Have the most severe events shifted earlier/later in the year in each state possibly due to climate change?
Although this analysis provides some basic insight regarding the costs of severe storms in the US, the conclusions we can draw from it are limited. The human costs and financial costs cannot be compared without assigning dollar values to the costs of injuries and deaths.
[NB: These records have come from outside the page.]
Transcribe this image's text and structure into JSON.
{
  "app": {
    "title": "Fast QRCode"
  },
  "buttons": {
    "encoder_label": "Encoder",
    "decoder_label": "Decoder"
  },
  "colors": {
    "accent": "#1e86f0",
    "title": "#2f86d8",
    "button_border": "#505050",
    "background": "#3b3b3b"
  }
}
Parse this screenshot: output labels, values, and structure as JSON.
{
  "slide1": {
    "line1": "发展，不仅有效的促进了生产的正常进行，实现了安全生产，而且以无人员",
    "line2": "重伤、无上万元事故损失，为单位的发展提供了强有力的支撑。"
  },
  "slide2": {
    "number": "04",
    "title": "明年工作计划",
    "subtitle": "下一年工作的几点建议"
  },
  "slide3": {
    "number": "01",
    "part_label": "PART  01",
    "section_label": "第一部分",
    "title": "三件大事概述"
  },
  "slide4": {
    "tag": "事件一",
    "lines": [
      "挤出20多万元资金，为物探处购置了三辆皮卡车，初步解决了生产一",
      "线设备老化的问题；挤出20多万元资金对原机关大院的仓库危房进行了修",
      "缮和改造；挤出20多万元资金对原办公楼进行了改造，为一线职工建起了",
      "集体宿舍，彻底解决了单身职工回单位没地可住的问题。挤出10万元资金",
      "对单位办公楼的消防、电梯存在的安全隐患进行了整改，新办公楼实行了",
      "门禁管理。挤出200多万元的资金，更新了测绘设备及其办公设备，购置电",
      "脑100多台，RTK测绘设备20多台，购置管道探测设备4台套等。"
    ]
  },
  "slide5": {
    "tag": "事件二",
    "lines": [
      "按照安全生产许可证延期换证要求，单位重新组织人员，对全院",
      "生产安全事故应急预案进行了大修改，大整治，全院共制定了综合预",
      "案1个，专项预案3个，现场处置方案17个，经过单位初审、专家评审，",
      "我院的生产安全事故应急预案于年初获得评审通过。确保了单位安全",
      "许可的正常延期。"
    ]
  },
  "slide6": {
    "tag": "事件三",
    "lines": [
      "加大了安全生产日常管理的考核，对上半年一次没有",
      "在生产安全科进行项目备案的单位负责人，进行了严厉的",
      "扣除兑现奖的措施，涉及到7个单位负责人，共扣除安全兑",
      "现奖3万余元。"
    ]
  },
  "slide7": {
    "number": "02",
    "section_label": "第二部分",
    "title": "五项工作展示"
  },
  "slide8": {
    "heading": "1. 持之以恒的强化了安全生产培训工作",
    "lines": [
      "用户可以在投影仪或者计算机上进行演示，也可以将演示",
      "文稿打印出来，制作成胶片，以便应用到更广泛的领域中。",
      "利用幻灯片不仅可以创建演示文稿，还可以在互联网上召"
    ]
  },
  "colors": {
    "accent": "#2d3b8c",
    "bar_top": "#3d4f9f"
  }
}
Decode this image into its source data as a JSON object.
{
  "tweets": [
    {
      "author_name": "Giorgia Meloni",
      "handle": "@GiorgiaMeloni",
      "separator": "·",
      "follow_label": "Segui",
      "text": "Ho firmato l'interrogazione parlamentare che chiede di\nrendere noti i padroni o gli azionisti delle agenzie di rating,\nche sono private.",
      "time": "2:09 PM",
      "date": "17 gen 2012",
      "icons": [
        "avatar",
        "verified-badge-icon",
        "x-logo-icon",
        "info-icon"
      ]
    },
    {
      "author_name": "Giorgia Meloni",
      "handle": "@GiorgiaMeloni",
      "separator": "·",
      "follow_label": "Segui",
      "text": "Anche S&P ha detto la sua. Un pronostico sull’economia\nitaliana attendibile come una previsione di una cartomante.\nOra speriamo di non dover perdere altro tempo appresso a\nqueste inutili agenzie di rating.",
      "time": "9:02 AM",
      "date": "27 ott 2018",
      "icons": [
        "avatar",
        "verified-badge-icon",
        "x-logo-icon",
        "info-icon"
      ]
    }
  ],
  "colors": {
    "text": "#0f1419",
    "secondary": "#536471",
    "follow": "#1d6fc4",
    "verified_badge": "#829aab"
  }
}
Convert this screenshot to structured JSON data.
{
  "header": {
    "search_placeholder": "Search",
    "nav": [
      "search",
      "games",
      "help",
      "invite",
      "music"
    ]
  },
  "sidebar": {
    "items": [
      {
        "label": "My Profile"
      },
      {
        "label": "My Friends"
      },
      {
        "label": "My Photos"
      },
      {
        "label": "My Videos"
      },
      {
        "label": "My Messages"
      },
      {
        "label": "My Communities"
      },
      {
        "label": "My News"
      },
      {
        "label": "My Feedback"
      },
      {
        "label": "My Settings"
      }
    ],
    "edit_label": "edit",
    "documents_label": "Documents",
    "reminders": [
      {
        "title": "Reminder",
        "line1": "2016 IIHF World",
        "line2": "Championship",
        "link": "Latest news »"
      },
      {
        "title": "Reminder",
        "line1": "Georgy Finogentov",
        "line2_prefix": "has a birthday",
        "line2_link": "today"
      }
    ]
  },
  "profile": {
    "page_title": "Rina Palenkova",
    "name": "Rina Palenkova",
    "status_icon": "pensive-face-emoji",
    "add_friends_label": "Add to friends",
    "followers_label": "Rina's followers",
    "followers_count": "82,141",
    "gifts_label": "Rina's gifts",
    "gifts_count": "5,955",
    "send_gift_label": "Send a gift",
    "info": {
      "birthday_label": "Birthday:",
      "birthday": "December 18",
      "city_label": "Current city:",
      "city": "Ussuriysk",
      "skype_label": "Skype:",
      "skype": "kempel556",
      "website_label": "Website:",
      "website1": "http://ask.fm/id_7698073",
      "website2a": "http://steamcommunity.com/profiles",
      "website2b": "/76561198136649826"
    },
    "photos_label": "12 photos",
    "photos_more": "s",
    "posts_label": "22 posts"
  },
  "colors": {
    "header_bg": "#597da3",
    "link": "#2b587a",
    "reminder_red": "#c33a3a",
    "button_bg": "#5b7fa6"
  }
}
This would require performing very involved data collection on the costs of first aid, hospital care, funeral services, etc. as well as possibly coming creating a statistical value(s) of human life. Also, this analysis is fairly uninformative for policymakers or insurance companies because it is aggregated across the entire country and over the entire time period from 2000 - 2011. Despite these limitations, the analysis still providesa solid starting point for continuing research and analysis.